Jeanne Satori et David Degoursy unis dans la vie personnelle et professionnelle, sont deux chefs en cuisine, qui passent en salle et au service dès l’arrivée des clients. De:ja, avec seize couverts, intimiste, presqu’avant-gardiste, peut se targuer d’avoir créé la surprise lors de la cérémonie du guide Michelin à Strasbourg le 6 mars dernier. Le jeune duo, après quatre années de métier seulement, décroche deux distinctions : leur première étoile Michelin et l’étoile verte pour leur cuisine durable.

« Aux âmes bien nées, la valeur n’attend pas le poids des années. » (Corneille, Le Cid). Le restaurant se nomme de:ja, car c’est l’exclamation de leur famille quand ils ont annoncé vouloir s’installer. Leur parcours est atypique, leur personnalité culinaire dans l’air du temps. Jeanne Satory est diplômée d’une licence en écologie. Formés tous les deux chez Yannick Germain au Bœuf à Sessenheim, ils sont de grands admirateurs et proches de la philosophie culinaire de René Redzepi, Magnus Nielson, Thierry Schwartz, ou Loïc Villemin.

Une cuisine identitaire et épurée

Ils ont choisi le métier de cuisinier pour travailler la matière vivante, de la terre à l’assiette, et partir à la rencontre des producteurs et des agriculteurs. Les cueillettes, la forêt, le potager font partie des motivations de leur reconversion professionnelle.

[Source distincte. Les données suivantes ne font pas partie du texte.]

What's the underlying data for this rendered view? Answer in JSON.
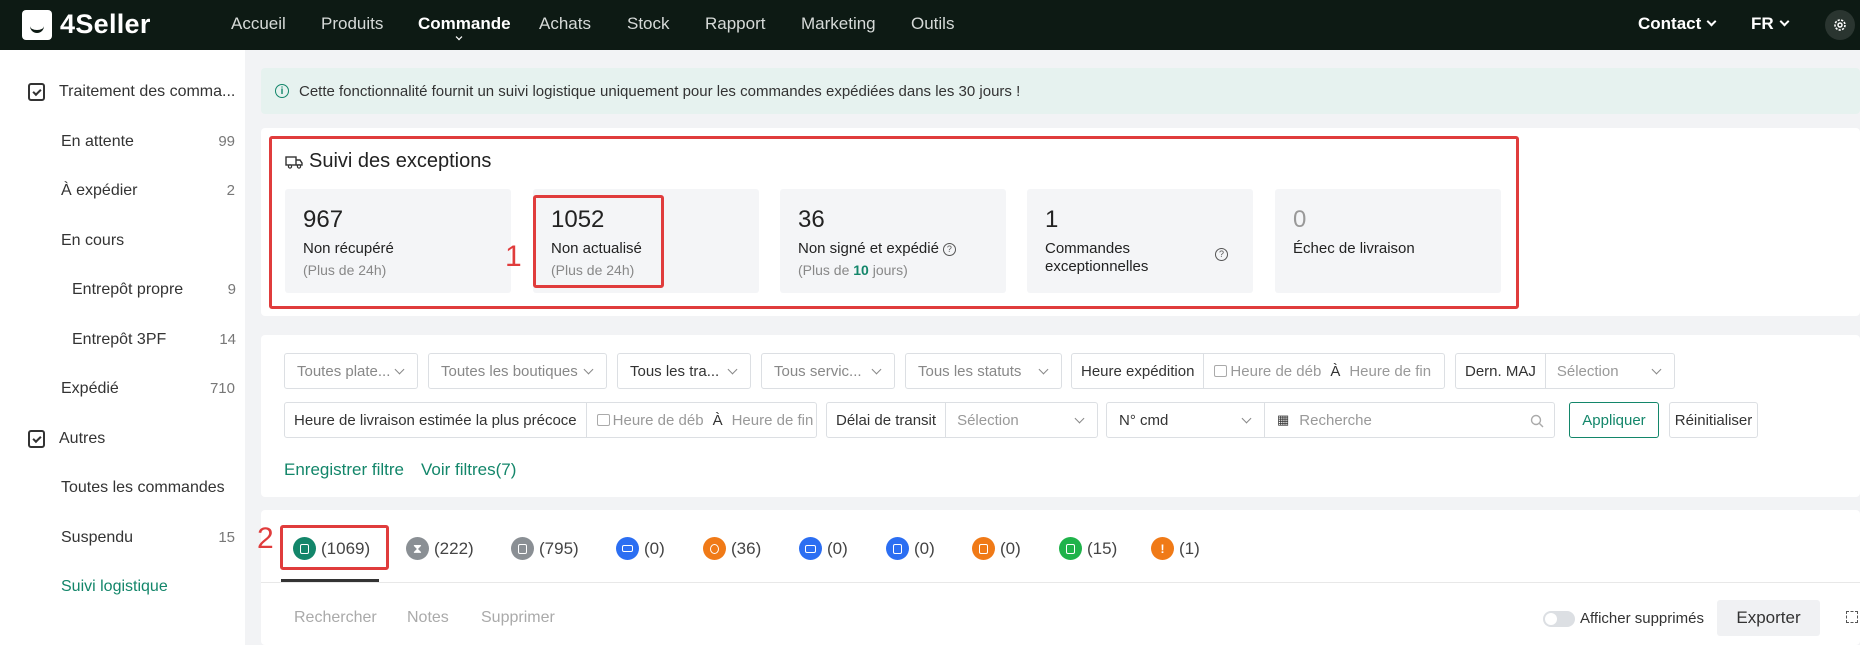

« Nous revendiquons une cuisine nature, dans laquelle nous avons foi et souhaitons en être des porte-paroles », mentionnent les deux chefs. « Mais, nous sommes aussi inspirés par la cuisine bourgeoise, classique et française, scandinave ou japonaise. C’est un mix d’influences, créateur d’une cuisine identitaire, personnelle, épurée. Nous avons à cœur d’expliquer notre démarche, c’est la raison pour laquelle nous sommes en service près des convives (et non des clients). Il y a un vrai échange possible, car nous avons seize couverts », précise Jeanne.

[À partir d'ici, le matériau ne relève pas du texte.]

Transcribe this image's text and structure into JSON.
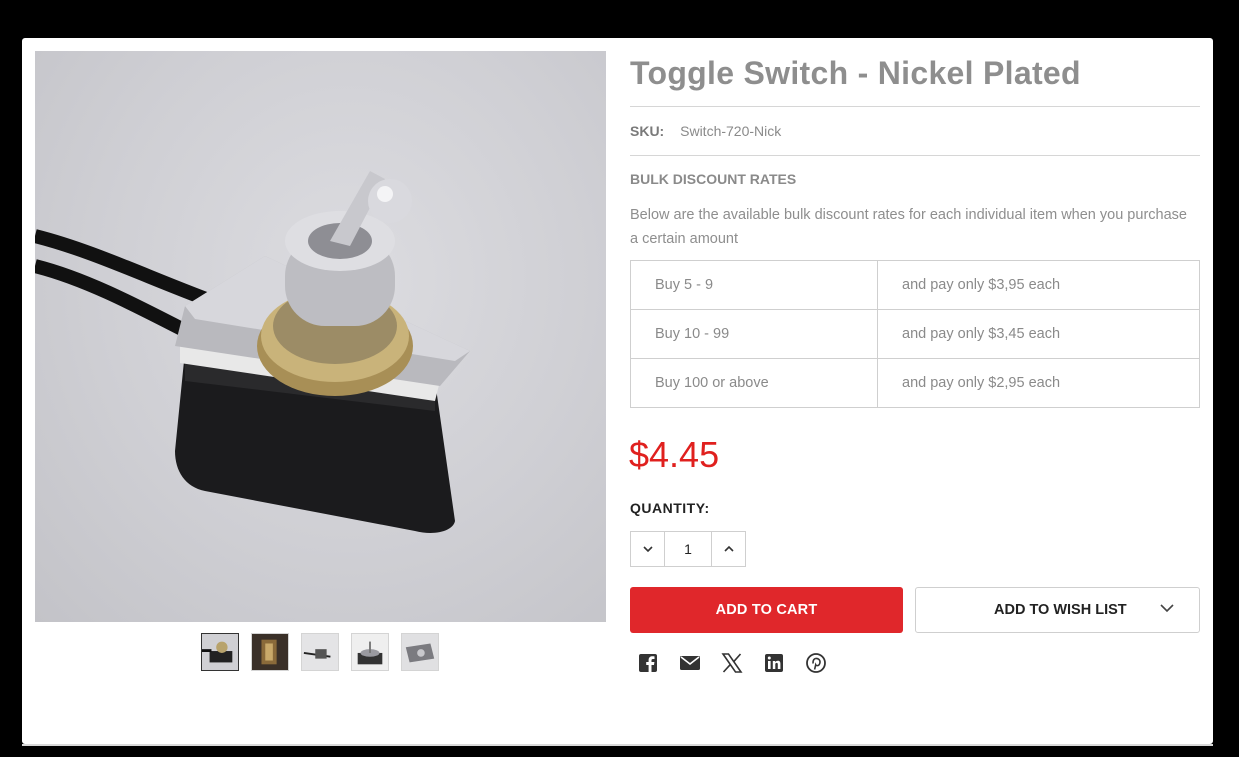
{
  "product": {
    "title": "Toggle Switch - Nickel Plated",
    "sku_label": "SKU:",
    "sku_value": "Switch-720-Nick",
    "price": "$4.45",
    "price_color": "#e0201e"
  },
  "bulk": {
    "title": "BULK DISCOUNT RATES",
    "description": "Below are the available bulk discount rates for each individual item when you purchase a certain amount",
    "rows": [
      {
        "qty": "Buy 5 - 9",
        "price": "and pay only $3,95 each"
      },
      {
        "qty": "Buy 10 - 99",
        "price": "and pay only $3,45 each"
      },
      {
        "qty": "Buy 100 or above",
        "price": "and pay only $2,95 each"
      }
    ]
  },
  "quantity": {
    "label": "QUANTITY:",
    "value": "1"
  },
  "buttons": {
    "add_to_cart": "ADD TO CART",
    "add_to_wish_list": "ADD TO WISH LIST",
    "cart_color": "#e0272b"
  },
  "gallery": {
    "main_image": "toggle-switch-photo",
    "thumbnail_count": 5,
    "active_thumbnail": 1
  },
  "social": [
    "facebook-icon",
    "email-icon",
    "x-icon",
    "linkedin-icon",
    "pinterest-icon"
  ]
}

Pour les deux jeunes entrepreneurs, c’est l’envie de sublimer les produits issus de la terre nourricière, avec éthique, durabilité et responsabilité́ qui les anime. Jeanne et David placent leurs projecteurs sur les légumes qu’ils mettent à l’honneur. Le plat de l’échalote est déjà signature : elle est rôtie et confite, déposée au centre de l’assiette et badigeonnée d’huile. Le chef y dépose une quenelle de crème glacée noisette, café du Piémont et échalotes. Cette crème glacée relie tous les ingrédients de la recette. Il ajoute une sauce sabayon au vinaigre de miel de la ferme Kalbin à Freland. Le sabayon apporte de la gourmandise, du gras et de l’acidité. Une composition très pure dans l’assiette. « Les techniques de conservation, telle la fermentation, révèlent de nouvelles saveurs pour les mets comme pour les boissons », explique Jeanne. « Le salage à cru, est parfait pour préserver la chair d’un poisson. » Des pratiques qui s’inscrivent pleinement dans leur vision d’une gastronomie éthique, éco-responsable, valorisant les produits dans leur intégralité. Leurs menus « Fenaison » (3 plats/ 58€), « Moisson » (5 plats/ 98€) et « Vendange » (7 plats/128€) sont imaginés comme une expérience à vivre et à partager.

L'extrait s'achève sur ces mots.